LEfSe analysis of intestinal microbiota among different groups. (a) LEfSe identified the most differentially abundant bacterial taxons among groups. Group-specific enriched taxa are indicated with a positive LDA score bar with different colors. Only taxa meeting an LDA significant threshold > 4 are shown; (b) taxonomic cladogram obtained from LEfSe analysis of 16S rDNA sequences.
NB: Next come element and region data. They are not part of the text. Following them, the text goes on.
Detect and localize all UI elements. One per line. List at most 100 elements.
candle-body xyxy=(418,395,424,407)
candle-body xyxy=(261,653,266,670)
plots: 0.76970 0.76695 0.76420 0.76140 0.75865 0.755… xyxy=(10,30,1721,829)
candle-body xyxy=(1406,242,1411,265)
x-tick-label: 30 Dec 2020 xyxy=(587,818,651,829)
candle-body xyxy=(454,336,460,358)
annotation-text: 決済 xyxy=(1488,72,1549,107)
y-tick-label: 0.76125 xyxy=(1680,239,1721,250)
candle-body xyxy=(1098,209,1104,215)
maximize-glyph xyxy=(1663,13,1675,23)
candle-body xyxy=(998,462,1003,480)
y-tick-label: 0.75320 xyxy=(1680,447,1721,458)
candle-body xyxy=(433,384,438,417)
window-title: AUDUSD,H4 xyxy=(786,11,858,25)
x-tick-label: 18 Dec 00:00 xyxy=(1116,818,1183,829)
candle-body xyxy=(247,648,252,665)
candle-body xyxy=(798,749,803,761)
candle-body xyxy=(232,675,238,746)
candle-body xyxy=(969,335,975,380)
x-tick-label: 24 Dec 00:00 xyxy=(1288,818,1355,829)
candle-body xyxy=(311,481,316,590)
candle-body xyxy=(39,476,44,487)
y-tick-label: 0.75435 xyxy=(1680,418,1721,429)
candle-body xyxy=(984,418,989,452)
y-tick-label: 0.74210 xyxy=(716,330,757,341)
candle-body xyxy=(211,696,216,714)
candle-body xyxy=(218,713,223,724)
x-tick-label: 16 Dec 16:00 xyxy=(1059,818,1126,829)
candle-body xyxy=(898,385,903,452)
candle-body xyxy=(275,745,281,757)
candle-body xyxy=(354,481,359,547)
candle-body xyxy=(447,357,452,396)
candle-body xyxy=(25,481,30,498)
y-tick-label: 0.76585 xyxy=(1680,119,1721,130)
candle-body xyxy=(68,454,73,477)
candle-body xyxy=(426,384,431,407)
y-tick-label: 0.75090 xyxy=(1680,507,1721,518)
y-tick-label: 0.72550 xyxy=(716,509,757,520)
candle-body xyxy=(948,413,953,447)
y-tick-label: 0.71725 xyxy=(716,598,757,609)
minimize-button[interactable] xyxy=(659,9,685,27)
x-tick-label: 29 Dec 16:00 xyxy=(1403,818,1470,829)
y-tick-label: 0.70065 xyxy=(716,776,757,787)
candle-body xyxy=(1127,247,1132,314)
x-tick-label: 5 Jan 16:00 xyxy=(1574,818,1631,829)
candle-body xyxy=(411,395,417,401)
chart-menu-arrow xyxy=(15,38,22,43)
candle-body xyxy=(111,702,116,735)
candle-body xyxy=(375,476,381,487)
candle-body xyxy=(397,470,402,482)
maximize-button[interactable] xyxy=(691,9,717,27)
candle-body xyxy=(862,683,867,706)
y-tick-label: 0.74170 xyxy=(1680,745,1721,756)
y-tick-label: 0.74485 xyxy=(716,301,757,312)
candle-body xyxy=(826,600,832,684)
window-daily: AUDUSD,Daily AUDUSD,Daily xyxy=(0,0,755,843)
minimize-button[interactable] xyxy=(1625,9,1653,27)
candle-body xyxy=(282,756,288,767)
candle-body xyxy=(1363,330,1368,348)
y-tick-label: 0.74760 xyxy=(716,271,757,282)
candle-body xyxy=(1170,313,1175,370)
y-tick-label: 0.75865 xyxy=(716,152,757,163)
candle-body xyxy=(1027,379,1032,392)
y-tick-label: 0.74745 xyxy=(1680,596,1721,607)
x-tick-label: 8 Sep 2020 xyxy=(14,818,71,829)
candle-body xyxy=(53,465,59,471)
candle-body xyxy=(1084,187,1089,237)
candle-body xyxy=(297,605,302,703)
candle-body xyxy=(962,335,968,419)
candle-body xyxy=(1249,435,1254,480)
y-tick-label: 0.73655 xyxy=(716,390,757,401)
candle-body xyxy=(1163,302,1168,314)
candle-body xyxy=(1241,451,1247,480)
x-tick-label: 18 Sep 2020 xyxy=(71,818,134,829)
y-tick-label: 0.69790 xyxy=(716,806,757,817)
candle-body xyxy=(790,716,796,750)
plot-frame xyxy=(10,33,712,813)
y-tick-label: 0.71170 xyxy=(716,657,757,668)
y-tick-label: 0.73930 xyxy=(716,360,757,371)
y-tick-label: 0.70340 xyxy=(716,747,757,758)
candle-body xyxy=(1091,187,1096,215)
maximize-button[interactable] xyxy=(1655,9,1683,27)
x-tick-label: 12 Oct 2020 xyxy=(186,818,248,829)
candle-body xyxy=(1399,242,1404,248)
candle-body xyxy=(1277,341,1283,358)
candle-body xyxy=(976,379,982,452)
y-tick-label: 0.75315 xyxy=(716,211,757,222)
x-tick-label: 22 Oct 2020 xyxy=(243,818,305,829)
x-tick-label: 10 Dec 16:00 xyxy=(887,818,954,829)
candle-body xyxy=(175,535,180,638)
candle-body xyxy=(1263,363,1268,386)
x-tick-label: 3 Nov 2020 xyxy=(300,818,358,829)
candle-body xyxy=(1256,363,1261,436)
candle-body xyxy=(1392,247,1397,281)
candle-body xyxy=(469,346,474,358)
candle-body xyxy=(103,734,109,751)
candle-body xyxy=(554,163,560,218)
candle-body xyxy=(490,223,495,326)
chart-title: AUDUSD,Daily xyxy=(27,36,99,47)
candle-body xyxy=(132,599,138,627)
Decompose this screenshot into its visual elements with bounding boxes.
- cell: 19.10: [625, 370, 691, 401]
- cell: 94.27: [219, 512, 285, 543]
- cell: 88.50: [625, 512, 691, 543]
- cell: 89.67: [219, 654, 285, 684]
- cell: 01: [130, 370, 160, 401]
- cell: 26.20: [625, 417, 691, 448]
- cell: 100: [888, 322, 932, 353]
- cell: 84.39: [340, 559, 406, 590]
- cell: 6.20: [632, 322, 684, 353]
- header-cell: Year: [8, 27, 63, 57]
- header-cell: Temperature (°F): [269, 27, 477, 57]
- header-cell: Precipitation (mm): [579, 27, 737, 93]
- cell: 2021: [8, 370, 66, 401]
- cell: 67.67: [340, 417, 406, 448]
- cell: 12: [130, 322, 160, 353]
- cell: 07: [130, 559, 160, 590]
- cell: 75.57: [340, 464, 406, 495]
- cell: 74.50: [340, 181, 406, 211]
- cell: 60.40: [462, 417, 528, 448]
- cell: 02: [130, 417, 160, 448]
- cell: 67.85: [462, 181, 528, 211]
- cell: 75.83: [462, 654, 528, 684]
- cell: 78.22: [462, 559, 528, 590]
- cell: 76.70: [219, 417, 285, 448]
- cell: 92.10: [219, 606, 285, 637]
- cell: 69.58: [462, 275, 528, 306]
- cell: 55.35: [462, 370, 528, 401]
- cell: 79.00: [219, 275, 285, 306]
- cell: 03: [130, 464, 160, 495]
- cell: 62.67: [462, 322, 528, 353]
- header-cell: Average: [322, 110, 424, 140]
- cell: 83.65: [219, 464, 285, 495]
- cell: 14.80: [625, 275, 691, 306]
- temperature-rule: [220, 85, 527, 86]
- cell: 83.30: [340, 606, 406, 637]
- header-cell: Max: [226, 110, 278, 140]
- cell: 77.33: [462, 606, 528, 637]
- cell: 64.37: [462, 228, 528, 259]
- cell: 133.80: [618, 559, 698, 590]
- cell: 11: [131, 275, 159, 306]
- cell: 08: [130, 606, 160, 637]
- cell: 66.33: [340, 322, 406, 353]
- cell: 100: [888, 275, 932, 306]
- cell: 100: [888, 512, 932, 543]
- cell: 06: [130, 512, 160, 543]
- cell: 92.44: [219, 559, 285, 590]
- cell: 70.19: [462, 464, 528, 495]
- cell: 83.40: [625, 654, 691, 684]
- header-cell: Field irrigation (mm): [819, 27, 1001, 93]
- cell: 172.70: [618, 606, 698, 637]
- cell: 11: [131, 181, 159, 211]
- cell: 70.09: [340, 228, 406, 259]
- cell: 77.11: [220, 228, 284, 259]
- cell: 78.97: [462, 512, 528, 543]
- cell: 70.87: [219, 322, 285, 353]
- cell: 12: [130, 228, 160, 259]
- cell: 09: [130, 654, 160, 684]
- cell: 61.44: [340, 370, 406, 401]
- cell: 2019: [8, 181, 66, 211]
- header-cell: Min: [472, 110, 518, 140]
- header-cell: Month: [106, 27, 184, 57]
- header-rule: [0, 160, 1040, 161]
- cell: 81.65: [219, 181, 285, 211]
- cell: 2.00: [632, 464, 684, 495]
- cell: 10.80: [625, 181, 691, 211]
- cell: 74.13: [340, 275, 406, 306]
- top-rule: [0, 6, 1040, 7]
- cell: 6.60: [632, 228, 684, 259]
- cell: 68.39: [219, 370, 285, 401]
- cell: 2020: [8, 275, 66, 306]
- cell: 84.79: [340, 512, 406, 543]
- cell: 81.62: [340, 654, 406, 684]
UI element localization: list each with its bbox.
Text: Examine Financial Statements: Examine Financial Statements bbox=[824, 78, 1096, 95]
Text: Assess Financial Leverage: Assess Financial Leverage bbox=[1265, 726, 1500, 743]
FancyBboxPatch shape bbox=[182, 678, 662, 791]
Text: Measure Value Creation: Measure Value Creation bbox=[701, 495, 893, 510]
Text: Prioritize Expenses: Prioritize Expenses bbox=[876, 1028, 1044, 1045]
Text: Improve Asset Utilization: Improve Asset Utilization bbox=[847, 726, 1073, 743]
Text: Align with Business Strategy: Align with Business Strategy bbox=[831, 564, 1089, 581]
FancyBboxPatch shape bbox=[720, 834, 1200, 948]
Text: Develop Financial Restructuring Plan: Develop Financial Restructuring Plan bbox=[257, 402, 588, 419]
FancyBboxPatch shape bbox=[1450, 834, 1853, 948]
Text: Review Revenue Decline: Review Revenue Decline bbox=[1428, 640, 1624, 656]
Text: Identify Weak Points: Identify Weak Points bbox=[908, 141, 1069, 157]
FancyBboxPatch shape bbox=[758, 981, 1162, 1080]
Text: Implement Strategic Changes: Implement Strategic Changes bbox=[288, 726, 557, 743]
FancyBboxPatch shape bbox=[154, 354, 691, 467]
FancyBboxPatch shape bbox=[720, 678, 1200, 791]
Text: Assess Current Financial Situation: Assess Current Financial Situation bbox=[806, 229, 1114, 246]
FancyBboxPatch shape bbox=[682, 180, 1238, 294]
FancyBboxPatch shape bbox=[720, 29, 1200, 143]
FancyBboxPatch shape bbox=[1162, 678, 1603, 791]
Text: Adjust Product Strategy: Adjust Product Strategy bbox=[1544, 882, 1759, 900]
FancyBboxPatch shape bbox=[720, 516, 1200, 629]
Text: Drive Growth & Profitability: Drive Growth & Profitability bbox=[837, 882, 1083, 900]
The brightness of each dot is proportional to its effect size.

Figure 8

The correlation between intestinal bacterial groups and LPS levels in serum and liver. (a) Canonical correlation analysis (CCA) analysis. Arrows represent the variables serum LPS and liver LPS and indicate the direction and magnitude of the variables associated with bacterial community structure; (b) the correlation between the relative abundance of different microbial groups at genus level and the levels of LPS in the serum and liver was tested by Spearman's correlation method. The positive correlation was displayed as correlation value > 0, and the negative correlation was displayed as correlation value < 0; statistically significant correlation was displayed as ^∗P < 0.05 and ^∗∗P < 0.01.